Nella sentenza, di 21 pagine, si parla edificio “particolarmente vulnerabile a livello sismico” in alcune parti, quelle delle quali “si è poi verificato il collasso”; di “anomala disgregazione delle strutture in cemento armato”; di “scorretta posa in opera del materiale”; di “mancata vigilanza e controllo in cantiere durante la lavorazione”: di “gravi fenomeni di sedimentazione presenti alla base dei pilastri”. Di qui il 40 per cento di colpa agli eredi del costruttore; il 15 per cento a ciascuno dei ministeri tirati in ballo. 

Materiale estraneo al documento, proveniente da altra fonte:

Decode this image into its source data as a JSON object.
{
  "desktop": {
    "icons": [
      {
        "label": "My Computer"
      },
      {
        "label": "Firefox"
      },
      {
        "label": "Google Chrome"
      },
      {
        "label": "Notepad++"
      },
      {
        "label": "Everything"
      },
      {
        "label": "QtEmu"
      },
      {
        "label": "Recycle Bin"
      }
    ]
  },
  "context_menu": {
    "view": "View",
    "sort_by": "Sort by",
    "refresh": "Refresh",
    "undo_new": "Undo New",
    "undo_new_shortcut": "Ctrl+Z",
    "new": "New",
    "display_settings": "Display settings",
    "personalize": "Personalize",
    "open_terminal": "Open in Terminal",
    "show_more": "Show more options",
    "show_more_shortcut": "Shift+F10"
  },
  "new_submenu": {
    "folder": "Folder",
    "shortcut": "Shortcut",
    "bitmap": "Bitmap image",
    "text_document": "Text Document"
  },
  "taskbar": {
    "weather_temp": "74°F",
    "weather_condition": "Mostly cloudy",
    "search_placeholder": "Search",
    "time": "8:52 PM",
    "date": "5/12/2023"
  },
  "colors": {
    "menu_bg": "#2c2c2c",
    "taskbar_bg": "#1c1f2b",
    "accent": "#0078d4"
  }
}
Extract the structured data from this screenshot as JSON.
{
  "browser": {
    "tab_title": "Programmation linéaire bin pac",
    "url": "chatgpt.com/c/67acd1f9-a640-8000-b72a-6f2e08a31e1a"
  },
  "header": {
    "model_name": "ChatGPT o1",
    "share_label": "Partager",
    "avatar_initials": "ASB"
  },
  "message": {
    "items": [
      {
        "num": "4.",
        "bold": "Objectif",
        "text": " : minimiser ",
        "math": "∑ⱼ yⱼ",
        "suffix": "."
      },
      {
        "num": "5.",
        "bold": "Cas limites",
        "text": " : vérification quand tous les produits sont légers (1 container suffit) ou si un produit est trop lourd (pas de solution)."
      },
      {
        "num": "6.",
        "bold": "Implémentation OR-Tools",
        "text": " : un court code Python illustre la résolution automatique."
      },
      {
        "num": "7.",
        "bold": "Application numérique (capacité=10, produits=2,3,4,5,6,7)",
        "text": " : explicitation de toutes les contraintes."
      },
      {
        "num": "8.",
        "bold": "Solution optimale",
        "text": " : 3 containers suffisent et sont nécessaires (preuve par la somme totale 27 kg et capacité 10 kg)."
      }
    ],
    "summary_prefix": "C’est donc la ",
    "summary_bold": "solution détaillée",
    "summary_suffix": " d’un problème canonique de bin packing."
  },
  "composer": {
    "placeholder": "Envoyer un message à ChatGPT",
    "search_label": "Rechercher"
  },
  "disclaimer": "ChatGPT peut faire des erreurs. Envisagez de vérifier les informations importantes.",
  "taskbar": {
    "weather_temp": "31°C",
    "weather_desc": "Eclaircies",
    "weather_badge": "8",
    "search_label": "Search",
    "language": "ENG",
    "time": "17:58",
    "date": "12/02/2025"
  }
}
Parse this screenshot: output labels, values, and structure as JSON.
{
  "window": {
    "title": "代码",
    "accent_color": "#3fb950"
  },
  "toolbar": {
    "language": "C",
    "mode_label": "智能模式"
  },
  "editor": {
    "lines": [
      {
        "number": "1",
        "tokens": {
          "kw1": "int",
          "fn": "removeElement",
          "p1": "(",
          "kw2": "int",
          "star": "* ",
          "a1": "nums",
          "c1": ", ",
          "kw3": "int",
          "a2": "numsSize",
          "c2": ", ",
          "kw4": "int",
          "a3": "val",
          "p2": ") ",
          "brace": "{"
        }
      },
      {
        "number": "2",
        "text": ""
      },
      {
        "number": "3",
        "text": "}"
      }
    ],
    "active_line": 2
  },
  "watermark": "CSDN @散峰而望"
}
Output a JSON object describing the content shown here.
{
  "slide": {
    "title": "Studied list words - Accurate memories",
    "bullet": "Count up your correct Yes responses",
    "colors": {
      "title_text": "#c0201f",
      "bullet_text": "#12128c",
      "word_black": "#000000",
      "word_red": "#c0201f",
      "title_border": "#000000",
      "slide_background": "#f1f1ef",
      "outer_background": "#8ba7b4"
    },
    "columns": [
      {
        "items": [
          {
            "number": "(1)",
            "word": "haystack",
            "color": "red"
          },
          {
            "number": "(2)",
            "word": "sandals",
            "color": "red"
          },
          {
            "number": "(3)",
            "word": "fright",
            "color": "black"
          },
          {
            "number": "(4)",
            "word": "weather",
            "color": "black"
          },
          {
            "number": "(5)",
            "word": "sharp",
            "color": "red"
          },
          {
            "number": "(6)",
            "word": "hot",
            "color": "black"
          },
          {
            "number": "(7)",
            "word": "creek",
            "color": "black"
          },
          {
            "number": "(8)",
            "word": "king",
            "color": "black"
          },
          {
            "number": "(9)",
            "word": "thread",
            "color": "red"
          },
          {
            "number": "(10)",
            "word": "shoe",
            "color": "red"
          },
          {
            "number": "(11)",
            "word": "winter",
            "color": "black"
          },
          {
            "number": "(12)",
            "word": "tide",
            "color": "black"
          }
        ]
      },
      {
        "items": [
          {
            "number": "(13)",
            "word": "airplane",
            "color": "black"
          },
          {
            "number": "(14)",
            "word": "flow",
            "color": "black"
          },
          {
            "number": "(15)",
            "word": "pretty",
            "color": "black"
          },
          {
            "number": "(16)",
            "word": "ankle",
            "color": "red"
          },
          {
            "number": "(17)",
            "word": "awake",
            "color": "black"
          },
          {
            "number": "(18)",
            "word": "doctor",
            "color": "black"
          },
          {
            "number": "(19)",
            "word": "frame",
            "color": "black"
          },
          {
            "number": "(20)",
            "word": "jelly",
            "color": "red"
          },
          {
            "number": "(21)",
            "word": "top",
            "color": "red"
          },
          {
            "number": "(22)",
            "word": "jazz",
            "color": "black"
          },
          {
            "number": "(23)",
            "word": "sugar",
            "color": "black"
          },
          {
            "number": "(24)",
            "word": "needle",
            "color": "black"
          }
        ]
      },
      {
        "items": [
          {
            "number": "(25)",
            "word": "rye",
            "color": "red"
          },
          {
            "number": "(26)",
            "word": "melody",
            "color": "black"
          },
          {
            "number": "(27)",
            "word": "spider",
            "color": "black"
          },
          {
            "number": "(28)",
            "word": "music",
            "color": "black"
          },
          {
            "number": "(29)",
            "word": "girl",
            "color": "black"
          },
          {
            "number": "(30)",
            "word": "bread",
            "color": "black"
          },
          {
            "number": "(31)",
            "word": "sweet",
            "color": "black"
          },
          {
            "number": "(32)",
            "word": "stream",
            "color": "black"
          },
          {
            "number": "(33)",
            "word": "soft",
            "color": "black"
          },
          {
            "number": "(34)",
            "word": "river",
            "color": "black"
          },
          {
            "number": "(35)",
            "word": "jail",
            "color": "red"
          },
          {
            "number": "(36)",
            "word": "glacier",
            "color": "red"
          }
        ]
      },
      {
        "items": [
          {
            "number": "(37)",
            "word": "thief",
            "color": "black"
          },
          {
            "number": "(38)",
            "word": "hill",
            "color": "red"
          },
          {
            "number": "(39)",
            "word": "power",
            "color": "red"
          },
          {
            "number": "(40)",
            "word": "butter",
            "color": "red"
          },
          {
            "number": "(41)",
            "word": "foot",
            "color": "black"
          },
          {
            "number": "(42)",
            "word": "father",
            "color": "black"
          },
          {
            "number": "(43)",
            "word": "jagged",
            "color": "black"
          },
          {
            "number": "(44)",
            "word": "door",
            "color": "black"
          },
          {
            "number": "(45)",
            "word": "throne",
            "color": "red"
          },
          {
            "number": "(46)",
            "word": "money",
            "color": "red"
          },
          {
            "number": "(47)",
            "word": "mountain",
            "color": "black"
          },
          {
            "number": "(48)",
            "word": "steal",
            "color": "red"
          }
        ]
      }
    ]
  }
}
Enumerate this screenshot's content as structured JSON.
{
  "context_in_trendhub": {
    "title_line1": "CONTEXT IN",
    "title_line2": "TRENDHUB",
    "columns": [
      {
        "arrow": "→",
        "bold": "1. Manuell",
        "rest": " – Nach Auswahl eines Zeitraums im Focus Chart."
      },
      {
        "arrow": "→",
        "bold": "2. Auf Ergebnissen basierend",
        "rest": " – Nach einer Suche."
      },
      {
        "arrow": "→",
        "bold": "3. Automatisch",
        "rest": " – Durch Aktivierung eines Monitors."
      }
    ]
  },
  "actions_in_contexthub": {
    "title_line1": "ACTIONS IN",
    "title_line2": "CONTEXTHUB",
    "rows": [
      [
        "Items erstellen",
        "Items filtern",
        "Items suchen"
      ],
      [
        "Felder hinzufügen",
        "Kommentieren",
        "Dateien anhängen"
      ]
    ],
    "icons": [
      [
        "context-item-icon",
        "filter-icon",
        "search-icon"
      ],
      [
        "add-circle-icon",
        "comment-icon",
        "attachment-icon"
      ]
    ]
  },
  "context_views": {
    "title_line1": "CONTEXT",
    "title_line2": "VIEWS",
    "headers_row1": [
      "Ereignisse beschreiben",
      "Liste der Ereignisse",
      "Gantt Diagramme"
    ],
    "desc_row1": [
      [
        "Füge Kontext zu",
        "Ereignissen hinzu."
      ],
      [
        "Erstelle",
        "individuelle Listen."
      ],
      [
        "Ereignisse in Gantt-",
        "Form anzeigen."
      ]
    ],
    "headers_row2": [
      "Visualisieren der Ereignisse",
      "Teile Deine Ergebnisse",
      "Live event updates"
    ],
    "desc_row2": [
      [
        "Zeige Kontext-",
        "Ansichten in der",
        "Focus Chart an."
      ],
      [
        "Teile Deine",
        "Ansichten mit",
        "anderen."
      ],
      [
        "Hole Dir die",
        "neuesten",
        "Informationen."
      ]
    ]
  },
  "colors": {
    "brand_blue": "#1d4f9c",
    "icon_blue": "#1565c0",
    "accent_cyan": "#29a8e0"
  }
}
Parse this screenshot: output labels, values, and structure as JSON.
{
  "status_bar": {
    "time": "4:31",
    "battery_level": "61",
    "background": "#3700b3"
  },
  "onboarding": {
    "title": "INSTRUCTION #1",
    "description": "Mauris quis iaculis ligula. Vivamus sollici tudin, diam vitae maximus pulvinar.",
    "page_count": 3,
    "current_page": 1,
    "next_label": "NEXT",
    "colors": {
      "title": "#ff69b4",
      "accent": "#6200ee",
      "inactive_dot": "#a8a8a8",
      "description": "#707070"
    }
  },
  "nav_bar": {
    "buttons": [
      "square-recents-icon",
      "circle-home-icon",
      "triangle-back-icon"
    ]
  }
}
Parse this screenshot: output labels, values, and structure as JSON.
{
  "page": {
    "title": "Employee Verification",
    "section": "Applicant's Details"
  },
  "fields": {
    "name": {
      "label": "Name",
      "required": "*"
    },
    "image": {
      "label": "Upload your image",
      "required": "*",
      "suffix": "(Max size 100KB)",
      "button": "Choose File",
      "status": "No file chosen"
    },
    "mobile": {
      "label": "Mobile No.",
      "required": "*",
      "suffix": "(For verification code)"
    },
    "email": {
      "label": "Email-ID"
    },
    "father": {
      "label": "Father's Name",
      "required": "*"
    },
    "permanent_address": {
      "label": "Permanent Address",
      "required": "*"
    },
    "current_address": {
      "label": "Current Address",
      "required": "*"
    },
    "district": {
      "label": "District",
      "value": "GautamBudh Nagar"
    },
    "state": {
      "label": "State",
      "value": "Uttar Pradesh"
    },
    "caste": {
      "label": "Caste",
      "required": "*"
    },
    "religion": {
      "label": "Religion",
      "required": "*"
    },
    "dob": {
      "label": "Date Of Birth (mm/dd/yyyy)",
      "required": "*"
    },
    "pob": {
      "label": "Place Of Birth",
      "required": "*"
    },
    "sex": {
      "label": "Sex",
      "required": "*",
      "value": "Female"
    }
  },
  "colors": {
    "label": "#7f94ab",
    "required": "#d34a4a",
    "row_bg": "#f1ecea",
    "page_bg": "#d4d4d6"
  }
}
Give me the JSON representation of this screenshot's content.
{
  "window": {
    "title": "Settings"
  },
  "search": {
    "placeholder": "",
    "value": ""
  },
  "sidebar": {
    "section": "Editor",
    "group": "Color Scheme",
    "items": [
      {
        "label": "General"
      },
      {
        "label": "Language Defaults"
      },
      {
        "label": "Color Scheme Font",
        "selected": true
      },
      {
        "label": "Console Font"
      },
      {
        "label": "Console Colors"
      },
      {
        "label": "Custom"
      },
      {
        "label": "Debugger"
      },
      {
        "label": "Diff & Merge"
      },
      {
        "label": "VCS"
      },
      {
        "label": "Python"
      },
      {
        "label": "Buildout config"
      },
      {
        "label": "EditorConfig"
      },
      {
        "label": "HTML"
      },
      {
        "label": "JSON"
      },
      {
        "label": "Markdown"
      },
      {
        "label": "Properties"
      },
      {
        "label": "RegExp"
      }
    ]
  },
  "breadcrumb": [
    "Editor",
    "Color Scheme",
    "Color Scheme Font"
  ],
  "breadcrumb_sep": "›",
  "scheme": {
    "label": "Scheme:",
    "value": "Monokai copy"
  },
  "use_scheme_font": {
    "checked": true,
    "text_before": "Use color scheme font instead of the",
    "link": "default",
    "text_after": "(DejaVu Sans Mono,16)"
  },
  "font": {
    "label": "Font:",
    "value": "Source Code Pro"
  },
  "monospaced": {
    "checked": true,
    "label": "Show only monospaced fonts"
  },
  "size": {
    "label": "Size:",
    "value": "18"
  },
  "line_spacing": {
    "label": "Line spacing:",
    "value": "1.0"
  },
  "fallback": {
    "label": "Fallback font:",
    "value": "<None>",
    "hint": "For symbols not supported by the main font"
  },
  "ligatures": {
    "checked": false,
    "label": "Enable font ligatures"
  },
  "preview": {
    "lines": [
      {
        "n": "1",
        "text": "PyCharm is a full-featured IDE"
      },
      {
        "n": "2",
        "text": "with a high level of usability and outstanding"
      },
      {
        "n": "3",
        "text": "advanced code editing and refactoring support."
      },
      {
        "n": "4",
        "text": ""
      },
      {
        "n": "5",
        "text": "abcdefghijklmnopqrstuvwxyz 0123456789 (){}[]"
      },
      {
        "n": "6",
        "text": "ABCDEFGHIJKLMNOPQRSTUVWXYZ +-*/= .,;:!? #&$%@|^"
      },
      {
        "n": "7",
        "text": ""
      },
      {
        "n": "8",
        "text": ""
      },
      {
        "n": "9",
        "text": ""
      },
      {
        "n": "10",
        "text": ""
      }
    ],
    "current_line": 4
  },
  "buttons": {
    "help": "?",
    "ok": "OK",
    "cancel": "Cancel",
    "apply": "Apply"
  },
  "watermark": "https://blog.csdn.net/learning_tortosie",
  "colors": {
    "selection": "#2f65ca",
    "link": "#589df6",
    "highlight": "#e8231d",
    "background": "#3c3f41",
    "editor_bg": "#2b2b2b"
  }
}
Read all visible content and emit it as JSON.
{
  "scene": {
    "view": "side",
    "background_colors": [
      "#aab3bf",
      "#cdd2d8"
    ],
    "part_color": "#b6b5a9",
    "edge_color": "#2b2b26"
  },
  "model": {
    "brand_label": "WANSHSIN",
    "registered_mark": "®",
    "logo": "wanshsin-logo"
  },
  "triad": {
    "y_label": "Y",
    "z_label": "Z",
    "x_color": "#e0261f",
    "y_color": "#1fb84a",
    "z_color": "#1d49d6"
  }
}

Ma – scrive il giudice – “è fondata l’eccezione di concorso di colpa delle vittime, costituendo obiettivamente una condotta incauta, quella di trattenersi a dormire – così privandosi della possibilità di allontanarsi immediatamente dall’edificio al verificarsi della scossa – nonostante il notorio verificarsi di due scosse nella serata del 5 aprile e poco dopo la mezzanotte del 6 aprile, concorso che, tenuto conto dell’affidamento che i soggetti poi defunti potevano riporre nella capacità dell’edificio di resistere al sisma per essere lo stesso in cemento armato e rimasto in piedi nel corso dello sciame sismico da mesi in atto, può stimarsi in misura del 30 per cento…”.